The Gig Economy in 2019

As 2019 opens for business, public debates about the size and importance of the gig economy are likely to remain in the news.  I expect we’ll see several trends over the next few months.  Certainly, we’ll see continued debate on the size of the gig economy.  Just last week, the authors of a major gig economy study, Alan Krueger and Lawrence Katz, have retracted their original findings, arguing that they overestimated the number of gig economy workers.  They now estimate that 2% of the US workforce has non-traditional employment—as compared to their earlier assessment of five percent.   A Bureau of Labor Statistics study, released last summer, found that about 10% of US workers in non-traditional employment situations.  But, these studies are certainly not the last word—as solid data on the gig or 1099 economy is still lacking.  For example, the Federal Reserve’s annual survey of household economic well-being finds that 31% of Americans engaged in gig work in 2017.  So, we can expect to see continued debate—and varying estimates—on the size of the gig economy.
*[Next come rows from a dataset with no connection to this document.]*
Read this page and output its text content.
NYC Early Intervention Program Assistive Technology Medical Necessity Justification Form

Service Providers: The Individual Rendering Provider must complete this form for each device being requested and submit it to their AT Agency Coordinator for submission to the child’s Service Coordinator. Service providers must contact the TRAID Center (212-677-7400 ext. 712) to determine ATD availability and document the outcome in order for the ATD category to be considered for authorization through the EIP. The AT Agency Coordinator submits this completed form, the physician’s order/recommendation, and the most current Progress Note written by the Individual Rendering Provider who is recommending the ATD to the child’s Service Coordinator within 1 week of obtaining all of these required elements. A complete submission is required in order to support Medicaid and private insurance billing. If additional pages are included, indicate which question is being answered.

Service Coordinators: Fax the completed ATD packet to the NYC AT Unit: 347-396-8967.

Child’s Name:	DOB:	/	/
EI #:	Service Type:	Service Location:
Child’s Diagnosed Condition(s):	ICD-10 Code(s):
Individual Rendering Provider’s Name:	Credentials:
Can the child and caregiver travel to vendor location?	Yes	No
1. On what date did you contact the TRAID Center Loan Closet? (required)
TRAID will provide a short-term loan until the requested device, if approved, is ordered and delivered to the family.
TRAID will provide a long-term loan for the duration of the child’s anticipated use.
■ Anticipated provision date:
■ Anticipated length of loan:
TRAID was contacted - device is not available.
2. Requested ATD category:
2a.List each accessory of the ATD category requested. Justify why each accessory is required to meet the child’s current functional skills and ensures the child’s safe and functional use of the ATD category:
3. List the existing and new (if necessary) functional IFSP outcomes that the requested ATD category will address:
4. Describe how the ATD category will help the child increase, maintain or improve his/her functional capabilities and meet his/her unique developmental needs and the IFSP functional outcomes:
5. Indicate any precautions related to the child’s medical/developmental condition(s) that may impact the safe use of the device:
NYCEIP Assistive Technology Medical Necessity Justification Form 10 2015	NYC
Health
Meanwhile, local leaders will likely plow ahead and simply assume that, regardless of size, the gig economy is with us and that new programs and policies are needed to address its impacts.  On this front, I’m heartened by Brooklyn’s new Freelancers Hub, a joint effort of the Freelancers Union and the City of New York.  This is one of the nation’s first workforce development efforts specifically targeted to freelancers.  It operates as a coworking space, so, in this sense, it’s not unique.  But it is unique in that it provides specialized training and support programs for freelancers, much like what you would find at typical workforce one-stop center.  The hub is booming, and it already has 4000 members since it opened in October 2018.  Hopefully, more communities will embrace this kind of new and innovative thinking about the gig economy in 2019.